Seit neuestem ist es in Mode, Dresscodes in der Einladung mit anzugeben - als bestünde ernsthaft die Gefahr, die Gäste würden im T-Shirt auftauchen. Wie bei den Royals ist auch die Welt der bürgerlichen Hochzeiten eine Welt der strengen Regeln: bitte Geld schenken, Fotos nicht auf Facebook stellen, Darbietungen vorher ankündigen. Und auch, was nicht als Regel formuliert ist, hat Aufforderungscharakter: Am besten die Hochzeitsgäste übernachten im nahe gelegenen Hotel (DZ ab 150 Euro). Und: Wer will, kann beim »Rehearsal Dinner«, einem Kennenlernessen am Vorabend, schon mal die Beiträge proben. Immer neue »Traditionen« werden ausgerufen, vom Junggesellenabschied über den Pre-Wedding- Brunch bis zum Fotonachtreffen.
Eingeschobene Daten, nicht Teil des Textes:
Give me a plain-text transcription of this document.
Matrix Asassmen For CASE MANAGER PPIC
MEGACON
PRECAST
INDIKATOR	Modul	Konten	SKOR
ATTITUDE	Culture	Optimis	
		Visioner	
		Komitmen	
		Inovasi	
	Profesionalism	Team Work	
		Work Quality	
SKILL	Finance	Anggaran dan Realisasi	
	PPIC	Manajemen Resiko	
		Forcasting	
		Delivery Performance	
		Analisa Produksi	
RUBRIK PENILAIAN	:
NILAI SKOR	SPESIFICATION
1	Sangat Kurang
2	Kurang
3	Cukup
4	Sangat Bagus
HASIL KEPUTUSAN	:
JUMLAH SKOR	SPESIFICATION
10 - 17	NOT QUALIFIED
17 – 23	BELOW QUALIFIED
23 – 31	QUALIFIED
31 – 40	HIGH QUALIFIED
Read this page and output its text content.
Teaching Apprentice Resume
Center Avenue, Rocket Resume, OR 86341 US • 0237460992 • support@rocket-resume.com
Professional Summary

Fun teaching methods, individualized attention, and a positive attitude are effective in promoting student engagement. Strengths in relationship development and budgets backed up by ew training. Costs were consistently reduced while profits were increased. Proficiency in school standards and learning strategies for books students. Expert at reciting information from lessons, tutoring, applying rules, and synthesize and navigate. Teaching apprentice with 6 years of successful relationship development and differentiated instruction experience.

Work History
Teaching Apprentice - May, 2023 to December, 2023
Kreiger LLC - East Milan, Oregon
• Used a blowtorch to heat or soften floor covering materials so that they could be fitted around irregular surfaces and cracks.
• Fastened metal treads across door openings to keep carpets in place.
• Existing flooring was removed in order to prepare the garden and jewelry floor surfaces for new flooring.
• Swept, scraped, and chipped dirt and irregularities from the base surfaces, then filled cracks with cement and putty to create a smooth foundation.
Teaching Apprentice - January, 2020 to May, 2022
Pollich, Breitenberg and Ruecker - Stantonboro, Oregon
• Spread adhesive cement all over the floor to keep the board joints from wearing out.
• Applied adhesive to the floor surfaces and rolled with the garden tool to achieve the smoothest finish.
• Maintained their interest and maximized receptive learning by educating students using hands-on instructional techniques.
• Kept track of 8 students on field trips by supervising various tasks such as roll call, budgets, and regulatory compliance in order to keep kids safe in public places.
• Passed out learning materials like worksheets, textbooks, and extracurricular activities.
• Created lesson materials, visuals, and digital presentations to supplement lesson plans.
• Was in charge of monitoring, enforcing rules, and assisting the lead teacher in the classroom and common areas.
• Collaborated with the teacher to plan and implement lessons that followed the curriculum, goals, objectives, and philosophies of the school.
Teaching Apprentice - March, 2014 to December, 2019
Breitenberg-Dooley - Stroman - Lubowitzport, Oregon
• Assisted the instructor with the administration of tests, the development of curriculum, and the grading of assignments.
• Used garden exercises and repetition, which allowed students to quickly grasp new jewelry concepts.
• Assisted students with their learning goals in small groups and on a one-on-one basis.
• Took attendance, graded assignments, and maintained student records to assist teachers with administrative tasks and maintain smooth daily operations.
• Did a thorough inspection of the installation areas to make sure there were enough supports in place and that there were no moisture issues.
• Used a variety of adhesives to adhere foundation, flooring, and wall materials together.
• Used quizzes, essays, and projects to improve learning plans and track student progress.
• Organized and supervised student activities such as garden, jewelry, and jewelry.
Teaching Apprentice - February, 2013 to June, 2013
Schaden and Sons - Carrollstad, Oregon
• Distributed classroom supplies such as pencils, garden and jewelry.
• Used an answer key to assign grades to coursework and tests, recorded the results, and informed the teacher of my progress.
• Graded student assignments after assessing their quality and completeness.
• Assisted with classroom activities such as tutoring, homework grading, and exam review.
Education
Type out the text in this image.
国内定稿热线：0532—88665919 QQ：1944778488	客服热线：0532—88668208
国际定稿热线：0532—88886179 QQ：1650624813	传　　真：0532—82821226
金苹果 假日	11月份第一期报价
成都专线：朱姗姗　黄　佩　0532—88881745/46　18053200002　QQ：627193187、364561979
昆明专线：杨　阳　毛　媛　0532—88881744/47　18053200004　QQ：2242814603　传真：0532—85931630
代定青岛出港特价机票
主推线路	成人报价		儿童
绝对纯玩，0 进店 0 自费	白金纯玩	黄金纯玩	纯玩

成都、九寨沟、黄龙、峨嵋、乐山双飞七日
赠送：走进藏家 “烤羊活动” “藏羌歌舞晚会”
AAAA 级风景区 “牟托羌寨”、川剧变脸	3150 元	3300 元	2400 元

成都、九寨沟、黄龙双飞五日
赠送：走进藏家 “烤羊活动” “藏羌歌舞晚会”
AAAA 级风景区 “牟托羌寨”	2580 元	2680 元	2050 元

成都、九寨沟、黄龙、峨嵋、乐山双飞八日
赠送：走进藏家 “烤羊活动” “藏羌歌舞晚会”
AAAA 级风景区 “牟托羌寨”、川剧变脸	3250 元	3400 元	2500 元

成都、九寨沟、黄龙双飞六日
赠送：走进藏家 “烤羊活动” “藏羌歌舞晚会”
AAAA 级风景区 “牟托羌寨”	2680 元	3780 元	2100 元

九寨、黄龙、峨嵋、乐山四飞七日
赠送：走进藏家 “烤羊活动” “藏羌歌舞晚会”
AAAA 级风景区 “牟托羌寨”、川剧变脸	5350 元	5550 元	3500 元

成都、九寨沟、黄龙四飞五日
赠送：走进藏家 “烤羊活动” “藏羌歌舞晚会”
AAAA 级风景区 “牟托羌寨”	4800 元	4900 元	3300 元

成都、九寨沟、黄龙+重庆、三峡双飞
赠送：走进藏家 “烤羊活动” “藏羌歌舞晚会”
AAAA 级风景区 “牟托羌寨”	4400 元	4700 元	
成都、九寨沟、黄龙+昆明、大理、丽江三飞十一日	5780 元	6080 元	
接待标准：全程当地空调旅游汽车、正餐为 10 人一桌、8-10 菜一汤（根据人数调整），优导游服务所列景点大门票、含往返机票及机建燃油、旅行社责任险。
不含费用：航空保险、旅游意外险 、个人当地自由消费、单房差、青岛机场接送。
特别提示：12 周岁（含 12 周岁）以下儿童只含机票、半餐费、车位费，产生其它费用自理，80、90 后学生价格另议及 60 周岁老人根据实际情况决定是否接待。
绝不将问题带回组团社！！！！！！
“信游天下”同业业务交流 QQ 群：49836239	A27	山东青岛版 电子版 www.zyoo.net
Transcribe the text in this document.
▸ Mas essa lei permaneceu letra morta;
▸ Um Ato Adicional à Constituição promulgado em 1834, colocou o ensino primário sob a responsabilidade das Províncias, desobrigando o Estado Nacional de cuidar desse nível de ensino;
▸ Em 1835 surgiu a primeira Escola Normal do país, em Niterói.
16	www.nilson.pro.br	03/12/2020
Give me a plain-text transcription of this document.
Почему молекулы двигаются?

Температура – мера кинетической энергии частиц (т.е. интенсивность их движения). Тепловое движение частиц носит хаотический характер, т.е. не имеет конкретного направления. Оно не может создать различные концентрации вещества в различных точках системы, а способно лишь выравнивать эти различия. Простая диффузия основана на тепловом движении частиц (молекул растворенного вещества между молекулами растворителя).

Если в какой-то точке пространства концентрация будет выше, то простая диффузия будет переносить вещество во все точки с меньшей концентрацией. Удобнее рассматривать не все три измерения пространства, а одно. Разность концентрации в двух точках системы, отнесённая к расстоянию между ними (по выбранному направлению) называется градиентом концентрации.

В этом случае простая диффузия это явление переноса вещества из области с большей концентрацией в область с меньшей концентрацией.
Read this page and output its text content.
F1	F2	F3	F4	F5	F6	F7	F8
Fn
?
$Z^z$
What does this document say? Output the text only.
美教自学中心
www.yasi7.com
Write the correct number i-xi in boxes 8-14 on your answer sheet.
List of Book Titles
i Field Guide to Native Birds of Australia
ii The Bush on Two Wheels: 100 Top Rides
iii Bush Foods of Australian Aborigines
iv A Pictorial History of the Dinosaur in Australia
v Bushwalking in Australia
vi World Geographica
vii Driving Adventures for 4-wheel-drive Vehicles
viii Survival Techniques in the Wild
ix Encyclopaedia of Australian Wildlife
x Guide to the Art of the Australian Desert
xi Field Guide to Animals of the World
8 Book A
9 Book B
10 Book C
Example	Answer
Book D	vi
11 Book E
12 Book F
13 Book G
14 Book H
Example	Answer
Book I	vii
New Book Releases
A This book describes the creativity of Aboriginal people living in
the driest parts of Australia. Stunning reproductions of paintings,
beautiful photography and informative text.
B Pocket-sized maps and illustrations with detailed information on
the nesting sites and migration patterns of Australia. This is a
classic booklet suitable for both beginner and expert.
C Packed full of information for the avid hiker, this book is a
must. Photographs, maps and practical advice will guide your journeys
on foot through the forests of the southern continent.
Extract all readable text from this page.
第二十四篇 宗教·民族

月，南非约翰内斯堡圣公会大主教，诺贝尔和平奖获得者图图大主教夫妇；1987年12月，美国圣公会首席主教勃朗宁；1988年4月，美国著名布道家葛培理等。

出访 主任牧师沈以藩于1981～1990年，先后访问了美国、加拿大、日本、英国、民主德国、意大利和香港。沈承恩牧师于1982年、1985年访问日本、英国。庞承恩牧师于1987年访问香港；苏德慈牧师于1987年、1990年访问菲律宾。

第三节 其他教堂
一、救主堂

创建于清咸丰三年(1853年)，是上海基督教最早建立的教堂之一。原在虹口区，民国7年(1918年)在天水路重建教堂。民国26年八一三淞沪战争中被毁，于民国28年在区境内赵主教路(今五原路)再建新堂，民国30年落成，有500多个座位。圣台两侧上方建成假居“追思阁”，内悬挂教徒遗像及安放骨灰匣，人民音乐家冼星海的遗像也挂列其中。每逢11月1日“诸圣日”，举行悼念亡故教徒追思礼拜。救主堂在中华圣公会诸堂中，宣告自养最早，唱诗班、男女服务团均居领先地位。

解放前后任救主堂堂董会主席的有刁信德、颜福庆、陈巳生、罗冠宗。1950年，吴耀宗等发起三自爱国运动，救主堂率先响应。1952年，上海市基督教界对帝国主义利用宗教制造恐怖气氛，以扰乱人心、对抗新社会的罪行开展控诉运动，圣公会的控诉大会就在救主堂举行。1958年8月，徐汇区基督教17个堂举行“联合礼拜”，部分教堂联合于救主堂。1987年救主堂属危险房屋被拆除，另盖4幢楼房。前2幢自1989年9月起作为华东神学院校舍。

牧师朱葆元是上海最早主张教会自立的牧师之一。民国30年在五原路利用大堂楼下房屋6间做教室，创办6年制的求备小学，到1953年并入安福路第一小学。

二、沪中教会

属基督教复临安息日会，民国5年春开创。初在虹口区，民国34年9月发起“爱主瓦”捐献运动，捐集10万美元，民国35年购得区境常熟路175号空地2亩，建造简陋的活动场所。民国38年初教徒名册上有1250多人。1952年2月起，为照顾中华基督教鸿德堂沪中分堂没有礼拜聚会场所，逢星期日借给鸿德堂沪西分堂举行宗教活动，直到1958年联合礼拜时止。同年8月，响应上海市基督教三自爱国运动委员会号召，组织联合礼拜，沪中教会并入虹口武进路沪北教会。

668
Dass die Kosten für all das die finanziellen Möglichkeiten der Gäste übersteigen, traut sich keiner von ihnen zu sagen. Der schönste Tag im Leben der Freunde ist sakrosankt. Man hat dankbar zu sein, wenn einem die Gelegenheit gegeben wird, sich an Wachtelbrust auf Thymianjus und dem Anblick einer Schlosskulisse zu laben. Als Gast hat man bei solchen Hochzeiten das Gefühl, bloßes Jubelvolk zu sein. In einer von einem britischen Hochzeitsveranstalter in Auftrag gegebenen Studie gaben von tausend Frauen, die bald heiraten, sechzig Prozent an, dass es ihnen am wichtigsten sei, bei den Gästen das Gefühl zu erzeugen, ihre Hochzeit sei die beste, zu der sie jemals gegangen sind.

Kate Middleton weiß, wie groß der Unterschied zwischen ihrem alten und ihrem neuen Leben ist: Ihre Eltern sind mit einem Unternehmen für Partyzubehör reich geworden. Auch ein Set für eine »Princess Party« gehört dazu. Damit konnte jedes Mädchen einen Tag Prinzessin spielen. Am nächsten Tag lag der Traum vom besseren Leben im Müll.